Les sondages d'opinion montrent que le RN devance toujours ses rivaux, mais qu'il risque de ne pas obtenir la majorité parlementaire absolue.

M. Tanguy a déclaré que le programme électoral de son parti serait entièrement financé par la suppression des niches fiscales, la réduction de la bureaucratie et la diminution des dépenses, notamment en ce qui concerne la protection sociale des immigrés.

"Ce que j'ai à dire aux hommes d'affaires et aux marchés, c'est que le Rassemblement national n'a pas d'autre choix que de réussir. Nous n'aurons pas l'indulgence (des marchés financiers) dont a bénéficié Macron", a-t-il déclaré.

PRÉOCCUPATIONS

Les investisseurs et les agences de notation se sont inquiétés des politiques du RN, notamment de sa promesse de réduire la taxe sur la valeur ajoutée sur l'énergie de 20 % à 5,5 %. Standard & Poor's a déclaré que cela pourrait peser davantage sur la notation de la France, après avoir abaissé la note du pays le mois dernier.

Le gouvernement sortant a déjà dû se démener pour trouver 20 milliards d'euros (21 milliards de dollars) de réductions de dépenses pour 2024 et autant pour 2025, après que le déficit budgétaire de la France se soit creusé de manière inattendue pour atteindre 5,5 % de la production nationale cette année.
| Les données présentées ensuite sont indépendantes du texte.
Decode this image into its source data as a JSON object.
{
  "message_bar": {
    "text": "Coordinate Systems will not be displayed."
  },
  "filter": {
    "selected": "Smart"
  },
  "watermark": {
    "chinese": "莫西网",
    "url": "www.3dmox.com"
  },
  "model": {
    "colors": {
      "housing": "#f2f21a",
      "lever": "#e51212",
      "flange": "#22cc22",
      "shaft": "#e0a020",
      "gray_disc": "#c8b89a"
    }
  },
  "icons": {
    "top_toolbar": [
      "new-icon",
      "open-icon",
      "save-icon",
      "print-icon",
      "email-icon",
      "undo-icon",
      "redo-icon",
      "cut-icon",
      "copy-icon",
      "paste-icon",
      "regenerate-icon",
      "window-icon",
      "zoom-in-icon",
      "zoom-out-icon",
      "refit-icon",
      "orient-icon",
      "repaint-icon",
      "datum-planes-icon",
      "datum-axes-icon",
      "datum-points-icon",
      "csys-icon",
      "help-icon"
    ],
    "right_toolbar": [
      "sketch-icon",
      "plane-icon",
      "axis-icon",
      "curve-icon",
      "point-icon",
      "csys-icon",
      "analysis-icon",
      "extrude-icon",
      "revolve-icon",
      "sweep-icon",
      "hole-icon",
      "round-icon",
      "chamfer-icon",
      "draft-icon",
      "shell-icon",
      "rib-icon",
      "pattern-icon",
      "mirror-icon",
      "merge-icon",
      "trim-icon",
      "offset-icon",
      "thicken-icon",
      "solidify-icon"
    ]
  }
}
M. Tanguy a déclaré que la France devait conserver le plan du gouvernement actuel visant à réduire le déficit à 3 % du produit intérieur brut (PIB) d'ici 2027, conformément aux engagements pris dans le cadre des règles budgétaires de l'Union européenne, le pacte de stabilité et de croissance.

"Le pacte de stabilité doit être respecté", a déclaré M. Tanguy. "La France doit honorer sa parole.

La nervosité des milieux financiers à l'égard de la politique française s'est légèrement atténuée ces derniers jours, ce qui, selon M. Tanguy, pourrait s'expliquer en partie par la capacité de la Banque centrale européenne à intervenir si nécessaire pour calmer les marchés.

"Elle l'a déjà fait et le fera encore de manière indépendante, même si ce n'est pas nécessaire, parce que l'économie française est solide", a déclaré M. Tanguy, ajoutant que le vaste réservoir d'épargne accumulé par le peuple français pourrait également contribuer à absorber les tensions sur les marchés.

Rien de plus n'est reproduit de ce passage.